Bajirao Mastani
abril 01, 2024India, India, take me to your heart / Reveal your ancient mysteries to me (Índia, Índia, leve-me ao seu coração / Revele-me seus antigos mistérios); assim começa a bela e comovente canção de John Lennon que homenageia a milenar Índia, país onde se pratica o hinduísmo, jainismo, budismo, sikhismo e o islamismo.
Hoje é o cinema indiano que tem revelado ao mundo ocidental uma história ancestral, de uma riqueza cultural estonteante e totalmente desconhecida por nós.
E quando a gente pensa que o cinema indiano esgotou sua capacidade de nos surpreender depois de Jodha e Akbar, Manikarnika (comentado aqui no blog em 1 de maio de 2023), Kesari, Padmaavat, Lagaan, Asoka... eis que chega até as nossas retinas e ouvidos Bajirao Mastani (2015), um filme admirável, se é que as palavras são suficientes para defini-lo.
O eterno tema do amor incondicional entre um homem e uma mulher enfrentando todas as barreiras religiosas, familiares, políticas, sociais para se afirmar sem nenhum tipo de concessão ao preconceito, à inveja, ao ciúme, à intolerância humana. Descrito assim de forma tão resumida dá a falsa impressão de que se trata de um filme a mais sobre tramas do amor. Não é. Bajirao Mastani, baseado no romance épico-histórico Marathi Rau de Nagnath S. Inamdar, conta a história do Maratha Peshwa Bajirao (1700–1740) e sua segunda esposa, Mastani, portanto uma história real.
Bajirao e sua esposa oficial, Kashibai, eram hindus e Mastani era muçulmana, só esse detalhe já tornava impossível uma relação entre eles, uma barreira intransponível sob o ponto de vista da ética e moral religiosas vigentes. Numa entrevista na época do lançamento do filme, o diretor Sanjay Leela Bhansali disse: "Naquela época, as pessoas eram ofendidas pelas mesmas coisas que as ofendem hoje. Através deste filme, quero mostrar que o amor é a maior religião”. Os orientais costumam dizer que o Sol se põe e renasce todo dia por amor, a tradição cristã afirma que o maior mandamento é o amor. Romeu e Julieta, Tristão e Isolda, Orfeu e Eurídice, Hermes e Athena, Krishna e Radharani,Teseu e Ariadne, nomes que eternizam a materialização do mais sublime amor através das Eras. Ao tratar desse tema, revolucionário no mais profundo grau desse termo, Bhansali revive uma emocionante história do passado para nos falar do presente, do aqui e agora.

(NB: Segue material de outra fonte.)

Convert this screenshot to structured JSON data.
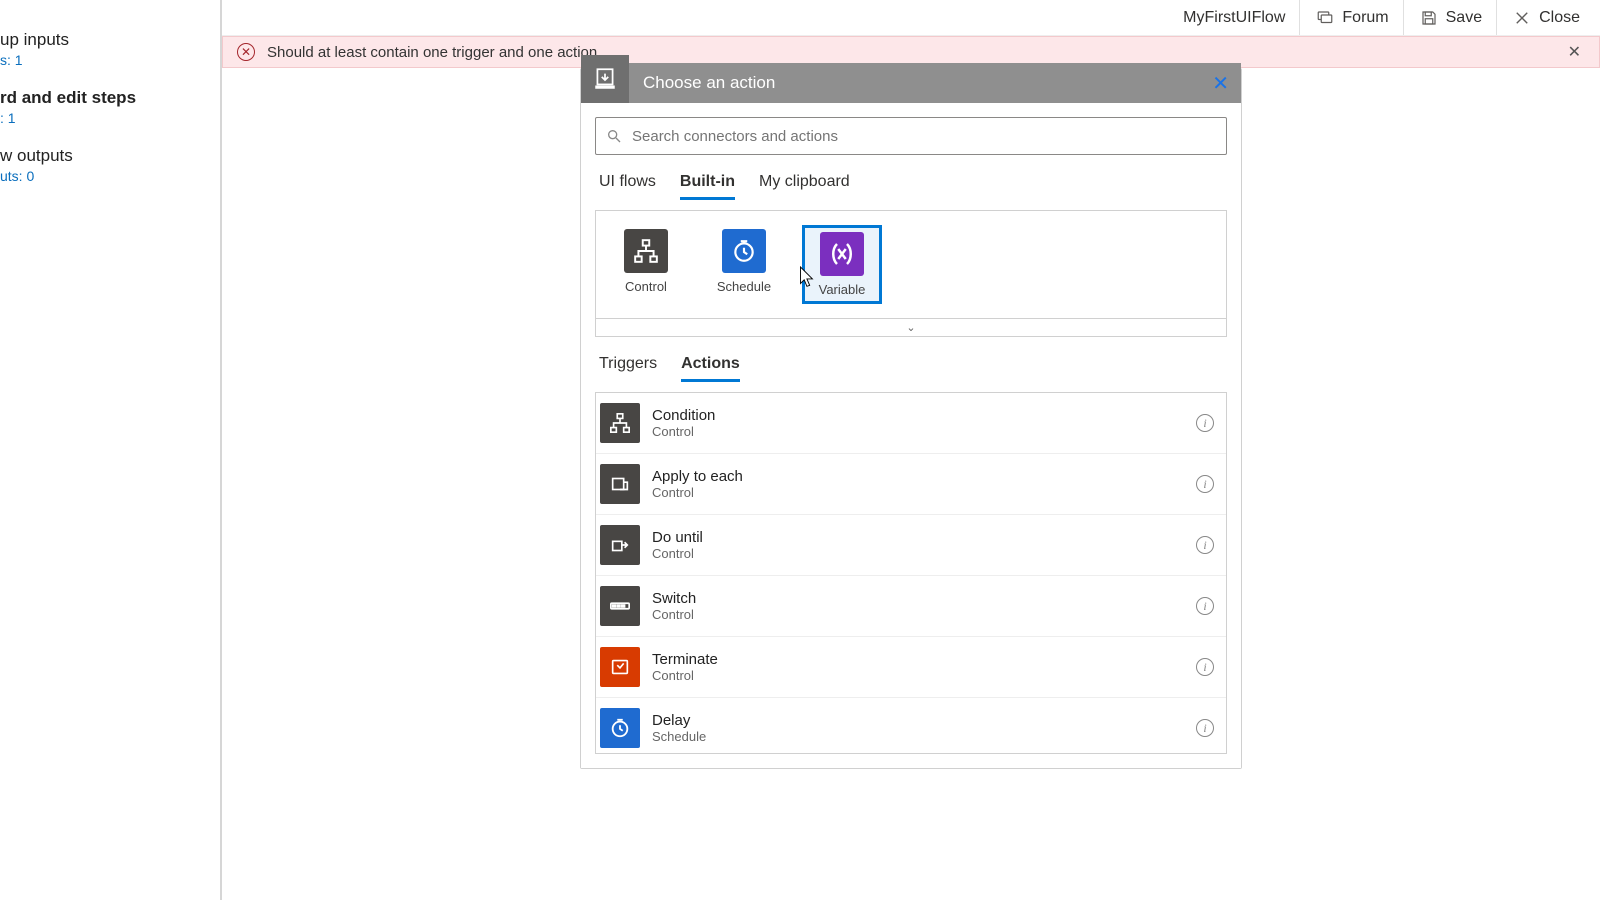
{
  "header": {
    "flowName": "MyFirstUIFlow",
    "forum": "Forum",
    "save": "Save",
    "close": "Close"
  },
  "error": {
    "message": "Should at least contain one trigger and one action"
  },
  "leftPanel": {
    "items": [
      {
        "title": "up inputs",
        "sub": "s: 1",
        "bold": false
      },
      {
        "title": "rd and edit steps",
        "sub": ": 1",
        "bold": true
      },
      {
        "title": "w outputs",
        "sub": "uts: 0",
        "bold": false
      }
    ]
  },
  "panel": {
    "title": "Choose an action",
    "searchPlaceholder": "Search connectors and actions",
    "connectorTabs": {
      "uiflows": "UI flows",
      "builtin": "Built-in",
      "clipboard": "My clipboard"
    },
    "connectors": [
      {
        "label": "Control"
      },
      {
        "label": "Schedule"
      },
      {
        "label": "Variable"
      }
    ],
    "lowerTabs": {
      "triggers": "Triggers",
      "actions": "Actions"
    },
    "actions": [
      {
        "name": "Condition",
        "sub": "Control",
        "iconClass": "ai-control",
        "svg": "condition"
      },
      {
        "name": "Apply to each",
        "sub": "Control",
        "iconClass": "ai-control",
        "svg": "apply"
      },
      {
        "name": "Do until",
        "sub": "Control",
        "iconClass": "ai-control",
        "svg": "dountil"
      },
      {
        "name": "Switch",
        "sub": "Control",
        "iconClass": "ai-control",
        "svg": "switch"
      },
      {
        "name": "Terminate",
        "sub": "Control",
        "iconClass": "ai-terminate",
        "svg": "terminate"
      },
      {
        "name": "Delay",
        "sub": "Schedule",
        "iconClass": "ai-schedule",
        "svg": "delay"
      }
    ]
  }
}
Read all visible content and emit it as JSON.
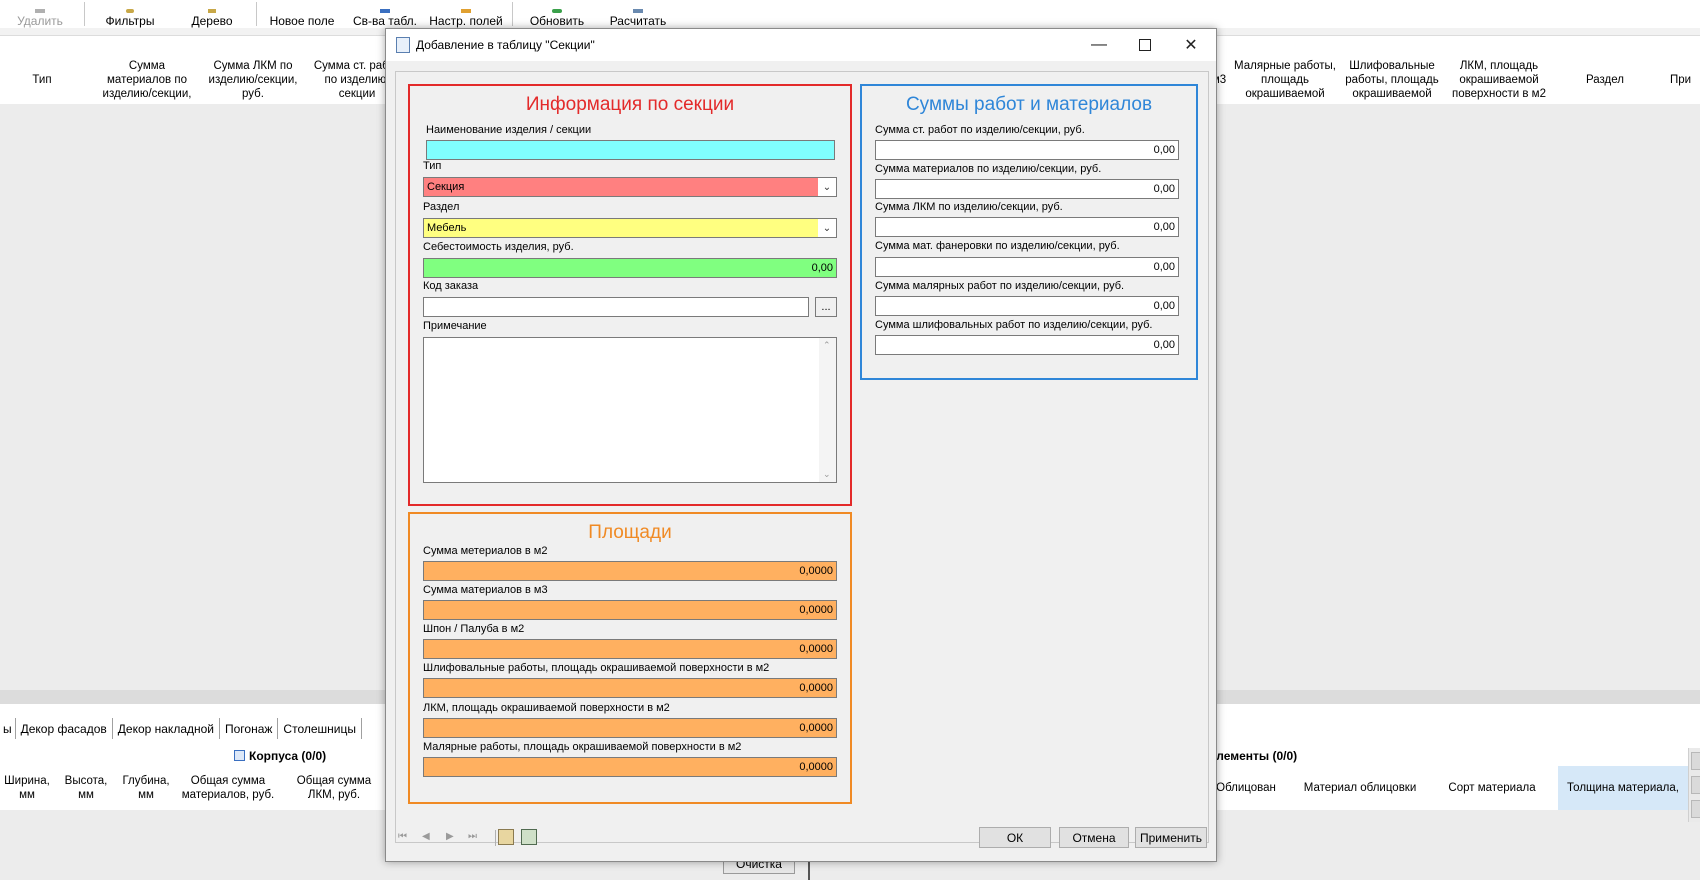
{
  "toolbar": {
    "delete": "Удалить",
    "filters": "Фильтры",
    "tree": "Дерево",
    "new_field": "Новое поле",
    "table_props": "Св-ва табл.",
    "field_settings": "Настр. полей",
    "refresh": "Обновить",
    "calculate": "Расчитать"
  },
  "grid_header": {
    "type": "Тип",
    "mat_sum": "Сумма материалов по изделию/секции,",
    "lkm_sum": "Сумма ЛКМ по изделию/секции, руб.",
    "st_sum": "Сумма ст. работ по изделию/секции",
    "m3": "м3",
    "paint_area": "Малярные работы, площадь окрашиваемой",
    "grind_area": "Шлифовальные работы, площадь окрашиваемой",
    "lkm_area": "ЛКМ, площадь окрашиваемой поверхности в м2",
    "section": "Раздел",
    "note_trunc": "При"
  },
  "tabs": [
    "ы",
    "Декор фасадов",
    "Декор накладной",
    "Погонаж",
    "Столешницы"
  ],
  "lower": {
    "korpusa_title": "Корпуса (0/0)",
    "elements_title": "Элементы (0/0)",
    "cols_left": [
      "Ширина, мм",
      "Высота, мм",
      "Глубина, мм",
      "Общая сумма материалов, руб.",
      "Общая сумма ЛКМ, руб."
    ],
    "cols_right": [
      "Облицован",
      "Материал облицовки",
      "Сорт материала",
      "Толщина материала,"
    ],
    "clear_btn": "Очистка"
  },
  "dialog": {
    "title": "Добавление в таблицу \"Секции\"",
    "info": {
      "title": "Информация по секции",
      "name_label": "Наименование изделия / секции",
      "name_value": "",
      "type_label": "Тип",
      "type_value": "Секция",
      "section_label": "Раздел",
      "section_value": "Мебель",
      "cost_label": "Себестоимость изделия, руб.",
      "cost_value": "0,00",
      "order_label": "Код заказа",
      "order_value": "",
      "order_btn": "...",
      "note_label": "Примечание"
    },
    "sums": {
      "title": "Суммы работ и материалов",
      "rows": [
        {
          "label": "Сумма ст. работ по изделию/секции, руб.",
          "value": "0,00"
        },
        {
          "label": "Сумма материалов по изделию/секции, руб.",
          "value": "0,00"
        },
        {
          "label": "Сумма ЛКМ по изделию/секции, руб.",
          "value": "0,00"
        },
        {
          "label": "Сумма мат. фанеровки по изделию/секции, руб.",
          "value": "0,00"
        },
        {
          "label": "Сумма малярных работ по изделию/секции, руб.",
          "value": "0,00"
        },
        {
          "label": "Сумма шлифовальных работ по изделию/секции, руб.",
          "value": "0,00"
        }
      ]
    },
    "areas": {
      "title": "Площади",
      "rows": [
        {
          "label": "Сумма метериалов в м2",
          "value": "0,0000"
        },
        {
          "label": "Сумма материалов в м3",
          "value": "0,0000"
        },
        {
          "label": "Шпон / Палуба в м2",
          "value": "0,0000"
        },
        {
          "label": "Шлифовальные работы, площадь окрашиваемой поверхности в м2",
          "value": "0,0000"
        },
        {
          "label": "ЛКМ, площадь окрашиваемой поверхности в м2",
          "value": "0,0000"
        },
        {
          "label": "Малярные работы, площадь окрашиваемой поверхности в м2",
          "value": "0,0000"
        }
      ]
    },
    "buttons": {
      "ok": "ОК",
      "cancel": "Отмена",
      "apply": "Применить"
    }
  },
  "colors": {
    "info_border": "#e32a2a",
    "sums_border": "#2f86d8",
    "areas_border": "#f08a24",
    "name_fill": "#80ffff",
    "type_fill": "#ff8080",
    "section_fill": "#ffff80",
    "cost_fill": "#80ff80",
    "area_fill": "#ffb060"
  }
}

Os diálogos são apaixonantes e beiram a poesia shakespeariana, a fotografia de Sudeep Chatterjee é um deslumbre visual carregado de significados em suas cores, angulação, frenéticos movimentos da câmera, closes e close-ups.
A edição, trabalho de Rajesh Pandey, notadamente nas poderosas cenas de batalhas, é um deleite para quem gosta de cinema, não só de filmes.
A direção de arte, figurinos, adereços e cenários são um passeio em torno da rica cultura indiana além de encherem a vista encantando o espectador.
A trilha sonora composta pelo próprio Sanjay Leela Bhansali em parceria com Sanchit Balhara, com letras das canções escritas por Siddharth Garima, AM Turaz e Prashant Ingole, é inesquecível, especialmente na orquestração utilizando instrumentos clássicos da música indiana como a cítara, tablas, bansuri e violino indiano, mas em arranjos contemporâneos sem perder o sabor tradicional dessa música milenar.
Os números de canto e dança, mais que uma tradição nos épicos indianos, um recurso de linguagem-estética, emocionam profundamente e merecem ser aplaudidos de pé, com todo entusiasmo possível (assovios incluídos).
Nem um fotograma se perde nos 158 minutos do filme, a harmonia do roteiro e a opção estética da forma, brilhantemente conduzida pelo diretor Sanjay Leela Bhansali, permitem a equilibrada distribuição da trama pelo tempo físico do filme mantendo permanentes surpresas na narrativa e nos deixando com aquele gostinho de “quero mais” no final.
Estou escrevendo isso sabendo que não traduzo com palavras nem um por cento do impacto que esse filme me causou, Bajirao Mastani é uma daquelas obras artísticas feitas para quem ainda não perdeu a capacidade de espanto diante das coisas que realmente importam na vida, coisas que não necessitam de aditamentos teóricos complicados para serem percebidas porque não estão ligadas ao campo da mente, só com o coração é possível compreende-las. Para avaliar corretamente essa obra-prima tem de vê-la. Então vejam, o mais rápido que puderem.
1 comentários
O trailer já impressiona; os números de visualizações no YouTube de trechos do filme e de materiais de divulgação idem. O ocidente desaprendeu a fazer cinema!!